Additionally, OCS may disclose relevant information from a student’s educational or disciplinary record under the following circumstances:
- If necessary for the University to fulfill its responsibility to provide a safe environment for all students and the University community, OCS may disclose information about a student to relevant University personnel. Such disclosures must be limited to those who “need to know” in order to fulfill the aforementioned responsibility. Information shared this way will be protected in accordance with the Family Educational Rights and Privacy Act (FERPA) and other applicable laws. OCS shall keep records of disclosures made under this provision.

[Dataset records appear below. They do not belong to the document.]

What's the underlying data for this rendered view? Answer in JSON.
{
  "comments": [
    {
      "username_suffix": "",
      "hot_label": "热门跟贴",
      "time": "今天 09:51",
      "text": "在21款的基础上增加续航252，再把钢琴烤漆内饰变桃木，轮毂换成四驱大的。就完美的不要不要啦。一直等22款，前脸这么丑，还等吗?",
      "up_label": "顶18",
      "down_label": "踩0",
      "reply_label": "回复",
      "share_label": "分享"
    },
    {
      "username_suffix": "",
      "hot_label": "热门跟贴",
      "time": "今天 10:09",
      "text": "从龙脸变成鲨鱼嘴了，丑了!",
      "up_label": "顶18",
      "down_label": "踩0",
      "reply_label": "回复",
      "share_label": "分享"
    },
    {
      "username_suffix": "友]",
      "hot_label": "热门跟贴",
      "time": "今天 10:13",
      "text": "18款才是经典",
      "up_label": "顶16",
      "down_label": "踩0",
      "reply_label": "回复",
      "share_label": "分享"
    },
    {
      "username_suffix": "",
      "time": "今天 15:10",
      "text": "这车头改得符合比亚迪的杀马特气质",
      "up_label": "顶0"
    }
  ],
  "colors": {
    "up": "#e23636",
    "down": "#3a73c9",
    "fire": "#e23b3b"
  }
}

- OCS may communicate with witnesses or potential witnesses as part of the judicial process, or with relevant University offices in the implementation of sanctions, or to confirm or refute information provided by a student to other University offices.
- In order to prepare aggregate and statistical reports, OCS may share information with IR&DS, provided IR&DS does not release individually identifiable information. The BJA shall approve all such disclosures in advance.
- OCS must disclose information when required by law.
(Adopted Winter 2023)
The Office of Community Standards shall use the following charging standard in all cases except those proceeding through the Alternate Review Process: “The Judicial Officer shall determine that there is sufficient evidence to file formal charges when s/he concludes that a fair-minded panelist could find the allegation(s) to be true beyond a reasonable doubt.” Panelists shall not construe the Judicial Officer’s charging decision as a finding of responsibility.
(Adopted Spring 2015)
The Office of Community Standards (OCS) shall maintain permanent confidential files on cases that are found by the Student Title IX Process, the previous Alternate Review Process (ARP) Reviewers, or a Judicial Panel to constitute a violation. Beginning with Academic Year 2017-2018, the OCS shall maintain confidential files for all cases resolved by the Early Resolution Option (ERO) for only seven years, provided the responsible student commits no subsequent violation.
Rational: This policy is consistent with the retention policies of Stanford’s peer institutions, and has been reviewed by the Office of General Counsel.